Quatre ans après l’important succès de Frankenstein, Whale et son équipe rempilent sous la houlette d’Universal pour prolonger les aventures d’une créature qu’on commence déjà à mal nommer en l’associant à son inventeur. Le prologue, particulièrement factice, mobilise Mary Shelley, expliquant à son mari et Byron le message humaniste de son œuvre et la suite qu’on ignorait. Une fois encore, le récit aura peu d’importance, vague prétexte (qui obligea d’ailleurs Whale à retourner la fin du premier volet pour permettre à Frankenstein de survivre à sa chute…) à des retrouvailles avec le même univers et les mêmes personnages. Quelques éléments semblent néanmoins un peu plus creusés, comme la satire et une certaine forme d’humour (la fatuité du bourgmestre, la perfidie de la médisante), et surtout, l’humanisation de la créature, déjà en germe dans le premier volet, mais ici développée dans son apprentissage du langage et son amitié avec un aveugle qui, clairvoyant messager des valeurs morales, ne s’arrête pas à son apparence repoussante.

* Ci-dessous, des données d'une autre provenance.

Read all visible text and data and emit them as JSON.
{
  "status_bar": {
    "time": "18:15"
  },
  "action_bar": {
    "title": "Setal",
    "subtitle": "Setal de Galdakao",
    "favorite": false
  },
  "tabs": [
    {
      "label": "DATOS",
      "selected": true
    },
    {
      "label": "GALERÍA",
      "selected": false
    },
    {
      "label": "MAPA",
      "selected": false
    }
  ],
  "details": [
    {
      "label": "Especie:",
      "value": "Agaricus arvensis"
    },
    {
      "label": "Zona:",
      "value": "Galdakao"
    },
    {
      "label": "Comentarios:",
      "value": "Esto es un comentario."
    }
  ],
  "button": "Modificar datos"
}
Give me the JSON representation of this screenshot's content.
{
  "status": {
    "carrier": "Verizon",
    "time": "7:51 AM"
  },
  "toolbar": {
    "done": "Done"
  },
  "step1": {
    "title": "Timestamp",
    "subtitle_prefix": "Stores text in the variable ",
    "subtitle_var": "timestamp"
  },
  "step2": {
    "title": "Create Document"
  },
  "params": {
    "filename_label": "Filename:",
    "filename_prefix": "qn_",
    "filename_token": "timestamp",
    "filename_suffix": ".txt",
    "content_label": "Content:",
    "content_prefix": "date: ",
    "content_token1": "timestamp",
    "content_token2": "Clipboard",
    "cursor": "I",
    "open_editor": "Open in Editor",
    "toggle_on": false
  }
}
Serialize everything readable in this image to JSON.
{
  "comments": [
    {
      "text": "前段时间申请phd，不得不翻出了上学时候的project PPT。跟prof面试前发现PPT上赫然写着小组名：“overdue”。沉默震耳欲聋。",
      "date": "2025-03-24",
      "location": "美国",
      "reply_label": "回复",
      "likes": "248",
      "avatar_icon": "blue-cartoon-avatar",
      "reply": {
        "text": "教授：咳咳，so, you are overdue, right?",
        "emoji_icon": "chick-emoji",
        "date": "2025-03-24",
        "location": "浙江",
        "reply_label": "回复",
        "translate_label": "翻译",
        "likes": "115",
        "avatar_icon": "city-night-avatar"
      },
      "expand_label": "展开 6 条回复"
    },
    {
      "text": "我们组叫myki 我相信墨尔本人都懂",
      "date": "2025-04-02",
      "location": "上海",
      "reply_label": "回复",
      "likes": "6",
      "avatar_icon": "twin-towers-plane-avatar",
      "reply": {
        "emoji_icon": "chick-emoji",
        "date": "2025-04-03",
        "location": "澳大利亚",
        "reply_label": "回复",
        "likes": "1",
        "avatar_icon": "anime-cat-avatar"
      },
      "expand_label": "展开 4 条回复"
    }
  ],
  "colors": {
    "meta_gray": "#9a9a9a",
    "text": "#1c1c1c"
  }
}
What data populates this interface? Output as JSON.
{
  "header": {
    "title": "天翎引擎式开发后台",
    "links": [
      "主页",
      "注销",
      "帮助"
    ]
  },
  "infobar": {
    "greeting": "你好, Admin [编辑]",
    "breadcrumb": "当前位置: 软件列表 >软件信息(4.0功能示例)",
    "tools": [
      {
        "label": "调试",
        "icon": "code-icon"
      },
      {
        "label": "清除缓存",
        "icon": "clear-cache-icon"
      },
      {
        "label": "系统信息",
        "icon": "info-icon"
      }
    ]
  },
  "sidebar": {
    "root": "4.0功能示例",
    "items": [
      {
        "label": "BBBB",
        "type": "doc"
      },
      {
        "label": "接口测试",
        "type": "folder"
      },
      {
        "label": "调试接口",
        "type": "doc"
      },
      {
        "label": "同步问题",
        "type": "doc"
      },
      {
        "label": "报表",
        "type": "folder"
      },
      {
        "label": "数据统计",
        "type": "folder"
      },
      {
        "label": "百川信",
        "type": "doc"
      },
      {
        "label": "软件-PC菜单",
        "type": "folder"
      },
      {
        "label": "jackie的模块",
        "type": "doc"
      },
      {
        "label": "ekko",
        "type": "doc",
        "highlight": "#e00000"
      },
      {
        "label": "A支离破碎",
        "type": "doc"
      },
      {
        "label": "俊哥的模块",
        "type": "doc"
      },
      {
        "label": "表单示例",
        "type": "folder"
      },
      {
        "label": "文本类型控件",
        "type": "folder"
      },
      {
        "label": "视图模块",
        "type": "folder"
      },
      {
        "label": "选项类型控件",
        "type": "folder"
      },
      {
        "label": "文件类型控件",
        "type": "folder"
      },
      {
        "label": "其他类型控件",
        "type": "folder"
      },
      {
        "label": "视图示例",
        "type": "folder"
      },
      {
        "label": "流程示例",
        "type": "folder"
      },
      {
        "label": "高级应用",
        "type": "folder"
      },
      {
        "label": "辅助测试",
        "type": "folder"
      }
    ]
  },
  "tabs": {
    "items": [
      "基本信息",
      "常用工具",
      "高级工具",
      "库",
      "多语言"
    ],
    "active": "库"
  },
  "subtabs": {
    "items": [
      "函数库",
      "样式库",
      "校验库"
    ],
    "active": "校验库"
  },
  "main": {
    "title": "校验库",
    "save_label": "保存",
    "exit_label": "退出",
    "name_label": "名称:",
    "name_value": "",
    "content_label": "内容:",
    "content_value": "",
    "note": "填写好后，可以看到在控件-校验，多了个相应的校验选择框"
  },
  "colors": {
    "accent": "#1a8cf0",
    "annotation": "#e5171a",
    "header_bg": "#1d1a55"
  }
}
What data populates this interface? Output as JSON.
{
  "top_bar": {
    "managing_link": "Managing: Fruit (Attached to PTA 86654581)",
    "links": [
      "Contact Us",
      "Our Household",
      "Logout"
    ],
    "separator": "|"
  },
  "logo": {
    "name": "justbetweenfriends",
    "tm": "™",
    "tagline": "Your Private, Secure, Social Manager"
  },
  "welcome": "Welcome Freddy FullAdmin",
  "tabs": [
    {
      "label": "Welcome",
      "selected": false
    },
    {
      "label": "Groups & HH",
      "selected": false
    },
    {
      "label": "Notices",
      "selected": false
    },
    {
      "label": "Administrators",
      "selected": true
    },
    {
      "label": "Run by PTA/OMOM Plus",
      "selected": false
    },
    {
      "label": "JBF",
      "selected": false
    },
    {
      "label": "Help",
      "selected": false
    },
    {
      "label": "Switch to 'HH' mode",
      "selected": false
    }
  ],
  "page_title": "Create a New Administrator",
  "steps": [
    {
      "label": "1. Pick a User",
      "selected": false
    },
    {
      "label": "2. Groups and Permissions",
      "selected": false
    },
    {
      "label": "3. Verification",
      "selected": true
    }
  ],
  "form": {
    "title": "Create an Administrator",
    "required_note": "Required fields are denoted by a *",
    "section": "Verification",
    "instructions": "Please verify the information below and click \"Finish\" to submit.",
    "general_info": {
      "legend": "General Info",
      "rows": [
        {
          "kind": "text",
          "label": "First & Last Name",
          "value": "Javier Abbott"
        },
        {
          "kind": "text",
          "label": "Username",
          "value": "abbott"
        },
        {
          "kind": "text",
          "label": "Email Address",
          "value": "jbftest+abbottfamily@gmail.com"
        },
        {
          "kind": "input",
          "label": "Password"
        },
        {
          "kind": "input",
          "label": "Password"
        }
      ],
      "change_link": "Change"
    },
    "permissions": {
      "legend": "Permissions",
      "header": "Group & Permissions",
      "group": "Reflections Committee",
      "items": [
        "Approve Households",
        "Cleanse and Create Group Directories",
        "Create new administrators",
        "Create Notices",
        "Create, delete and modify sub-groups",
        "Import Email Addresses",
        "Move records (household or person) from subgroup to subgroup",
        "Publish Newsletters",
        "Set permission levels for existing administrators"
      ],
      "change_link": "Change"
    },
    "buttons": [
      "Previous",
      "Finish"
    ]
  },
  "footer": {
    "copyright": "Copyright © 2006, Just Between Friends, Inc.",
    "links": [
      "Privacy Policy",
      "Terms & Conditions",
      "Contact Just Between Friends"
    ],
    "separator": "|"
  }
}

L’arrivée du Dr Pretorius annonce clairement les idées mercantiles du studio, trinquant de concert avec lui lorsqu’il lève son verre « To a new world of gods and monsters » et présentant ses inventions particulièrement perchées et improbables, à savoir des versions réduites de créations humaines sous cloche. Ses motivations et les différents retournements, saturés d’ellipses assez inefficientes pour tenir dans la durée visiblement fixée par Universal (1h15, valable aussi chez le Dracula de Browning), ne retiendront pas vraiment l’attention. C’est, comme pour le précédent volet, mais avec une ambition démultipliée, sur l’image que vont se concentrer les efforts. La photo duveteuse et le travail sur la lumière va permettre un contraste saisissant entre les séquences initiatiques de la créatures (le sauvetage de la bergère, par exemple, qui répare en un sens sa faute originelle avec l’enfant noyée dans le premier opus) dans une nature ensoleillée et les lieux où va évoluer son antagoniste, dont une superbe crypte aux obscurités tranchantes.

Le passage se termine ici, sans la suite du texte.